AKP hükümetinin hazırladığı son paket yasalaşırsa, ki yasalaşmasının önünde bir engel bulunmuyor, Türkiye’de özgürlüklerin üzerine bir kez daha “şal” örtülmüş olacak.
İki ileri, bir geri demokrasimizin bir özelliği bu.
AKP sözcülerine bakılırsa, yasalarda yapılacak bu değişiklikler bazı Avrupa ülkelerindeki uygulamaların aynısıymış!
Nasıl bir ülkede yaşadığımızı unutmuş görünüyorlar.
Hangi Avrupa ülkesinde, bir pankart taşıdığı için insanlar “terörist” kuşkusu ile soruşturuluyor, göz altına alınıyor, hapse atılıyor?
Hangi Avrupa ülkesinde bir yasal mitinge katılan kişinin bu eylemi, ileride önüne “terör örgütü üyeliğinin kanıtı” olarak sürülüyor?
Bizde oluyor ama.
Bizim polisimiz, savcılarımız, hakimlerimiz insanları böyle kanıtlarla tutukladılar, hapislerde yıllarca süründürdüler.
Şimdi “makul şüphe” evinin, işyerinin, üzerinin aranması için yeterli olacak.
Ama sorun şu ki bizim ne polisimiz “makul” ne de yargı sistemimizin aktörleri “makul”!
Onlar herşeyden kolayca nem kapabiliyorlar ve onların bu hareketlerini dengeleyecek, frenleyecek hiçbir güç de ortada yok.
Cumhurbaşkanı’na, Başbakan’a, İçişleri Bakanı’na, Adalet Bakanı’na bakarsanız sokaklarda hak aramak, miting yapmak, protesto gösterisi düzenlemek, hükümete darbe yapmaya kalkışmakla eş anlamlı.

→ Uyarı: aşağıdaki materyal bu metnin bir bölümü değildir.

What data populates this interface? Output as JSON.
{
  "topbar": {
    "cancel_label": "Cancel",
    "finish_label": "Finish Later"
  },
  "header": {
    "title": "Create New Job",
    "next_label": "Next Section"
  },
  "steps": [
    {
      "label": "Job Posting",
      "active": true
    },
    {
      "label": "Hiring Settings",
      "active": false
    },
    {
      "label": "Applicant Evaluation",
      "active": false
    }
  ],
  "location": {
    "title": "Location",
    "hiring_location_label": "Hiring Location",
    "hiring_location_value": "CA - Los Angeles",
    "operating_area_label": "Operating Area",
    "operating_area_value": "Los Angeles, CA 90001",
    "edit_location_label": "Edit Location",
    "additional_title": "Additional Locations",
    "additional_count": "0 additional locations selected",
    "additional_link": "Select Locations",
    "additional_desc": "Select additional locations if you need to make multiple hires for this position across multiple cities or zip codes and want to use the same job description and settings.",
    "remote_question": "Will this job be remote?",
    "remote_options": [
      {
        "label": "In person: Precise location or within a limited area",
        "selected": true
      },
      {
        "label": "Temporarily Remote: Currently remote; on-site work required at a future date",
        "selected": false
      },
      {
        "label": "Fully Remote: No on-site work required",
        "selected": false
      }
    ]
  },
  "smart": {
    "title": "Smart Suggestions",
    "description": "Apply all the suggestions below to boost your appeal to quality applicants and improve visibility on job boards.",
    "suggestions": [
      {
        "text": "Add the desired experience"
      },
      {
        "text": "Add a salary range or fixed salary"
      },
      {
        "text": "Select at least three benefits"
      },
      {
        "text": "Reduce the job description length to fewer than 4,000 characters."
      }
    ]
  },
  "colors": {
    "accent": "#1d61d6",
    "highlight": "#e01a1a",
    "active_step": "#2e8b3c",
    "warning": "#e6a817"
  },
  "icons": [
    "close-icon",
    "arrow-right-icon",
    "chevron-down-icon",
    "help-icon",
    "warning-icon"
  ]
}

Onlar her gün miting meydanlarında, televizyon ekranlarında demokratik haklarını kullanmak isteyenlere “darbeci, hain, satılmış” diye saydıracaklar ve bizim buluttan nem kapan polisimiz, savcılarımız bu “işareti” görmezden mi gelecek?
Ne olacağı dünden belli.
Muktedir, yukarıdan işaret edecek “darbeci, hain, terörist”, aşağıda polisiyle, savcısıyla devlet gücü insanların üzerine çökecek.
Başbakan Ahmet Davutoğlu, paketin “polisiye tedbirler paketi” olmadığı iddiasında.
“Yıllardır biriktirilerek alınan ev, işyerinin yok edilmesi özgürlük olarak görülebilir mi” diye demagoji bile diyemeyeceğimiz bir gerekçe sunuyor, insanların zekalarıyla alay ediyor.
Bunlar Türkiye’de bugüne kadar serbest miydi? Bütün bu saydığınız suçların cezası zaten kanunlarda yazılı değil miydi?
Niyetleri belli, Kobani gösterilerini bahane ederek Türkiye’yi büyük bir hapishaneye çevirmek istiyorlar aslında.
İçinde insanların serbestçe gezdiği ama her hareketleri, her tutumları kontrol altına alınmış, muktedirin istediği şekilde yaşamak zorunda olan mahkumlar ülkesi!
Saruhan Ayber’e veda
Gazeteci Saruhan Ayber ile birlikte hiç çalışmadık., yerel gazeteciliğin en önemli ustalarından biriydi.
İzmir’de ve Bursa’da güçlü yerel basın geleneğinin oluşmasındaki katkıları ileride hep hatırlanacaktır.
Saruhan Ağabey ile liderlerin gezilerinde tanışmıştık, sonradan da iyi arkadaş olduk.
Benden çok büyüktü, daha tecrübeliydi ve bu nedenle de en iyi eleştirmenimdi.
Onu dün tedavi gördüğü hastanede kaybettik.
Allah rahmet eylesin, yakınlarının, sevenlerinin, dostlarının başı sağolsun, değerli bir insanı kaybettik.